Wisconsin and other states are much in the news these days for their attempts to straighten out their budgets. One of the questions which has come up is why the states (our own state of South Dakota is not exempt) are cutting education instead of or in addition to other areas of funding. In short, why can’t we just leave education alone?
Well, here is one reason. In the most recent year for which I could find the figures (FY 2009) education spending accounted for just a hair under 30% of all state and local government spending. Thirty percent. Is it any wonder that states cannot ignore something which is costing them 30 cents of every public dollar when it comes time to get spending under control?

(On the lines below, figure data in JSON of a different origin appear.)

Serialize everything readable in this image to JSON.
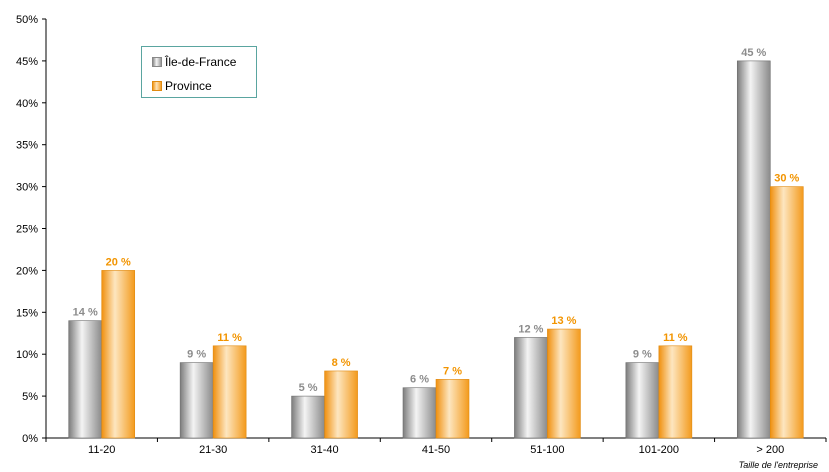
{
  "chart_data": {
    "type": "bar",
    "categories": [
      "11-20",
      "21-30",
      "31-40",
      "41-50",
      "51-100",
      "101-200",
      "> 200"
    ],
    "series": [
      {
        "name": "Île-de-France",
        "values": [
          14,
          9,
          5,
          6,
          12,
          9,
          45
        ],
        "labels": [
          "14 %",
          "9 %",
          "5 %",
          "6 %",
          "12 %",
          "9 %",
          "45 %"
        ],
        "color": "#a6a6a6",
        "label_color": "#8c8c8c"
      },
      {
        "name": "Province",
        "values": [
          20,
          11,
          8,
          7,
          13,
          11,
          30
        ],
        "labels": [
          "20 %",
          "11 %",
          "8 %",
          "7 %",
          "13 %",
          "11 %",
          "30 %"
        ],
        "color": "#f7a531",
        "label_color": "#f29400"
      }
    ],
    "y_ticks": [
      "0%",
      "5%",
      "10%",
      "15%",
      "20%",
      "25%",
      "30%",
      "35%",
      "40%",
      "45%",
      "50%"
    ],
    "ylim": [
      0,
      50
    ],
    "xlabel": "Taille de l'entreprise",
    "ylabel": "",
    "grid": false,
    "legend_position": "top-left"
  }
}
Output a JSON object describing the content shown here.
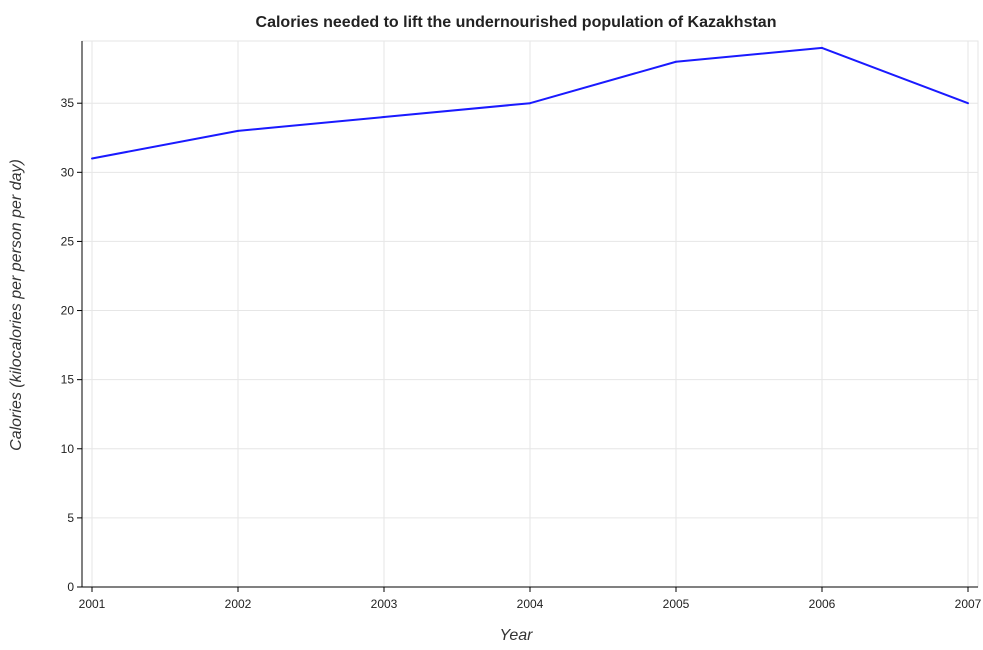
{
  "chart_data": {
    "type": "line",
    "title": "Calories needed to lift the undernourished population of Kazakhstan",
    "xlabel": "Year",
    "ylabel": "Calories (kilocalories per person per day)",
    "categories": [
      "2001",
      "2002",
      "2003",
      "2004",
      "2005",
      "2006",
      "2007"
    ],
    "series": [
      {
        "values": [
          31,
          33,
          34,
          35,
          38,
          39,
          35
        ]
      }
    ],
    "yticks": [
      "0",
      "5",
      "10",
      "15",
      "20",
      "25",
      "30",
      "35"
    ],
    "ylim": [
      0,
      39.5
    ],
    "grid": true,
    "line_color": "#1a1aff"
  }
}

And, when it comes to public spending, which includes public education, here’s a little more data:
State and local governments employ some 20 million people nationwide. Employee compensation costs represent the largest set of expenditures in every state budget. Analyzing the fiscal dynamics of the civil service system reveals some of the most significant constraints and opportunities legislators confront in balancing state budgets.
Total state expenditures exceeded $2.2 trillion last year, of which wages and benefits amounted to $1.1 trillion. Consequently, budgeting decisions related to at least 50 percent of all state budgets are driven by the wage provisions of civil service contracts and funding obligations for state workers’ health care and pension plans.
If one half of all public spending is for public employee compensation, is it any wonder that states must pay attention to situations where public compensation is completely out of sync with compensation for the same work in the private sector?